The labor reform has caused a 'boom' in permanent contracts, but only 40% are full-time and the average duration of initial contracts has been reduced
The 'boom' of indefinite contracts that the labor reform has brought, which has more than tripled at the beginning of the year, also has small print. Most of these new jobs that are considered stable are not so, since 25% of the total are part-time, one in four, while another 35% are permanent discontinuous jobs. This means that less than half, barely 40%, can be considered permanent and full-time employment.
But not only that: the rotation rate of contracts in discontinuous permanent contracts is already greater than that of temporary contracts and even doubles it. In other words, discontinuous permanent workers, those who have intermittent employment based on seasonality, already sign more contracts than temporary workers. Specifically, the turnover ratio for discontinuous fixed contracts in April was 32.38%, which represents an increase of 10.79 percentage points compared to March, while for temporary contracts it was 15.64%, decreasing 14.4 points compared to the previous month; for the indefinite, however, this rate falls to 5.09%, 1.66 points more, according to the first edition of the Quarterly Labor Market Observatory published this Wednesday by the Adecco Group Institute.
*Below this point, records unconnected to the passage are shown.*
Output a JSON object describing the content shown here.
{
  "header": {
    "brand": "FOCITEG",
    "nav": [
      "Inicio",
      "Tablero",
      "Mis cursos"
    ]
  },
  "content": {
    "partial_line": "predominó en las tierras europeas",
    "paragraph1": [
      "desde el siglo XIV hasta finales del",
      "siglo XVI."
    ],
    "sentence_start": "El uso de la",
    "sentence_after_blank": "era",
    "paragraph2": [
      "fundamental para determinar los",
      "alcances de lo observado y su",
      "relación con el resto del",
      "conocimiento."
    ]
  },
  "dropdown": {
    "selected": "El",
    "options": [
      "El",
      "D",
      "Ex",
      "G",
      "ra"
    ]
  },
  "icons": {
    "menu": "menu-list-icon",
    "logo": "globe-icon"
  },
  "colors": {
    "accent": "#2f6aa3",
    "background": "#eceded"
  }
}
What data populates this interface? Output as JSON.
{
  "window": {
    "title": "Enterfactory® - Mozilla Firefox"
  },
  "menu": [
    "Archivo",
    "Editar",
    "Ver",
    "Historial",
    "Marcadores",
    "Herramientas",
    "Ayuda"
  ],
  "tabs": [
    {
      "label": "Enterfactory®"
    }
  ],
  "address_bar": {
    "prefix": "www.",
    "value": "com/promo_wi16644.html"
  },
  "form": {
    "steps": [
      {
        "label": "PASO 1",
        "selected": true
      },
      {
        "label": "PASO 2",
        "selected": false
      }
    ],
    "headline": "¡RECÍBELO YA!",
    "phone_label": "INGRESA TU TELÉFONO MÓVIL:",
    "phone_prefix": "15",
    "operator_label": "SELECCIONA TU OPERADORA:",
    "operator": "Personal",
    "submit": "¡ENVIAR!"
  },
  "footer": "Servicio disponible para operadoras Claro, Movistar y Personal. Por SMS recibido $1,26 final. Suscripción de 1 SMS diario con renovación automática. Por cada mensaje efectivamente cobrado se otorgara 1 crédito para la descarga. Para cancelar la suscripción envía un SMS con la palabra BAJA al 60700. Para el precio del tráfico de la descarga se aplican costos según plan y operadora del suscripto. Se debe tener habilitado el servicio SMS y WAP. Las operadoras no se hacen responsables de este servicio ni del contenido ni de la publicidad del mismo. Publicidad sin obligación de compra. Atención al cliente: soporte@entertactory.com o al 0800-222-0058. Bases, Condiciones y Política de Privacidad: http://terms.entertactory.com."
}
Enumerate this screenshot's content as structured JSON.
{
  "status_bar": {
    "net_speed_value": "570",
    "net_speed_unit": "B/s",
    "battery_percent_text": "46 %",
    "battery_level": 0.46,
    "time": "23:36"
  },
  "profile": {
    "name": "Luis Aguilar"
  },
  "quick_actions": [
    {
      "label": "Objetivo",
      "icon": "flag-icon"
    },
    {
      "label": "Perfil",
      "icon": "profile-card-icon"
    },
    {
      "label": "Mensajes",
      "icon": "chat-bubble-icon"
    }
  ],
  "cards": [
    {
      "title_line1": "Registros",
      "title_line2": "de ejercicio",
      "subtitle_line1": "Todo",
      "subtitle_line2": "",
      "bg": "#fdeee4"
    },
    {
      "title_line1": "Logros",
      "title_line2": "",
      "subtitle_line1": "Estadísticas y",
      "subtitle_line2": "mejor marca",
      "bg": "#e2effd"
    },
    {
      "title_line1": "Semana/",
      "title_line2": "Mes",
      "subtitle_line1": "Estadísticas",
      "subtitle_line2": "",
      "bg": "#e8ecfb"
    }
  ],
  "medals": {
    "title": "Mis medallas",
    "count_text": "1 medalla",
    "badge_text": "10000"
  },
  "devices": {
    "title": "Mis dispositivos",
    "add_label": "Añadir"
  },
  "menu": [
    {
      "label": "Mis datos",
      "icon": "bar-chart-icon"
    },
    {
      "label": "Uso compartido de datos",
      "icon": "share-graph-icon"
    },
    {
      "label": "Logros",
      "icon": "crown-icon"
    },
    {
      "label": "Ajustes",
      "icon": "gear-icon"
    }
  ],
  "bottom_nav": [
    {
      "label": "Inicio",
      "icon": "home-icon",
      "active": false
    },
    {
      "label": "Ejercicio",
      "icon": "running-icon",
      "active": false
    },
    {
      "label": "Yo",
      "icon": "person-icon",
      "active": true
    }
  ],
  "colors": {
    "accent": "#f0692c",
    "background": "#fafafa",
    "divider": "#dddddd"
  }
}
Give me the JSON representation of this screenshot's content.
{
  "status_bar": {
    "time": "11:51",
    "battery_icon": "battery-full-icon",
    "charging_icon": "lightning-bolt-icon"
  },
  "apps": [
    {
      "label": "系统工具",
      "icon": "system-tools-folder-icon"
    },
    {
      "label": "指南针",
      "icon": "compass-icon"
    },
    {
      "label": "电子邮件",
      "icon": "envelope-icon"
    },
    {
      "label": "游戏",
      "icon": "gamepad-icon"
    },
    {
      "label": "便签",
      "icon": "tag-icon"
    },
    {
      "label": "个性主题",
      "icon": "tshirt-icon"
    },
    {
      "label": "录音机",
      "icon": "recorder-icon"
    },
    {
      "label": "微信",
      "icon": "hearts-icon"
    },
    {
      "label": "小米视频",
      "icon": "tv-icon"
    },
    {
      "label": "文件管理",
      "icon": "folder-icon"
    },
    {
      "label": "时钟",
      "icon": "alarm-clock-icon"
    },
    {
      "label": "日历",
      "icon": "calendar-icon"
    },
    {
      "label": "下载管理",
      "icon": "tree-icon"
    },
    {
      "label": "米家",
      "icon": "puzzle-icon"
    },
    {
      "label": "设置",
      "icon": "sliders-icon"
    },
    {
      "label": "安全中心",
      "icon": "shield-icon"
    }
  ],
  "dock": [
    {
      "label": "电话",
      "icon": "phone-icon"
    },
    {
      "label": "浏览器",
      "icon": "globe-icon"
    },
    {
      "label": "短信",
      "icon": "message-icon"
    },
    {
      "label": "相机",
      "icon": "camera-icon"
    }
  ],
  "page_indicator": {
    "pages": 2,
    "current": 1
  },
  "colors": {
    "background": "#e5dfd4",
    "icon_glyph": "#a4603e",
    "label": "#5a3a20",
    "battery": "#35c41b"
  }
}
For its director, Javier Blasco, it is "an unwanted effect, but not unexpected, of the labor reform."
Blasco maintains that the retraining option for people with intermittent permanent contracts in periods of inactivity and with the aim of improving their employability only seems viable in those sectors (construction, contracting companies, temporary employment agencies) characterized by the mobility of workers. between geographically close workplaces and/or companies receiving the services, in certain sectors of activity, although the rule would need in some cases (such as ETT) modifications that would allow the combination of flexibility and greater permanence in the services (flexicurity).
It should also be noted that the average duration of the initial contracts fell by 22.12% in April to 47 days (compared to 60 in March). In one part, this reduction in the overall duration of the contracts may be due to the substitution effect of construction contracts, which are in the process of disappearing, by contractual formulas of shorter duration, although Adecco warns that it is still early for this effect: the various phases of The transitory nature of the effectiveness of the reform will take us until the end of 2025.
The greater presence of contracts due to short-term production circumstances leads Adecco to conclude that, despite the extra cost of 27.53 euros, companies are not going to artificially prolong their contracting needs due to legal imperatives, and that the This change will translate into more expensive contractual terminations, greater rigidities for the management of hiring and, therefore, less flexibility and competitiveness, which in the long run will result in less job creation.
The evolution of hiring according to the working day is similar to that produced in permanent and temporary: a decrease of 35.76% is observed for temporary full-time (503,377) and 33.77% for part-time (248,070). , while the permanent ones have increased by 18.83% full-time (187,814) but with a much higher growth, of 37.08%, in the part-time modality (117,865).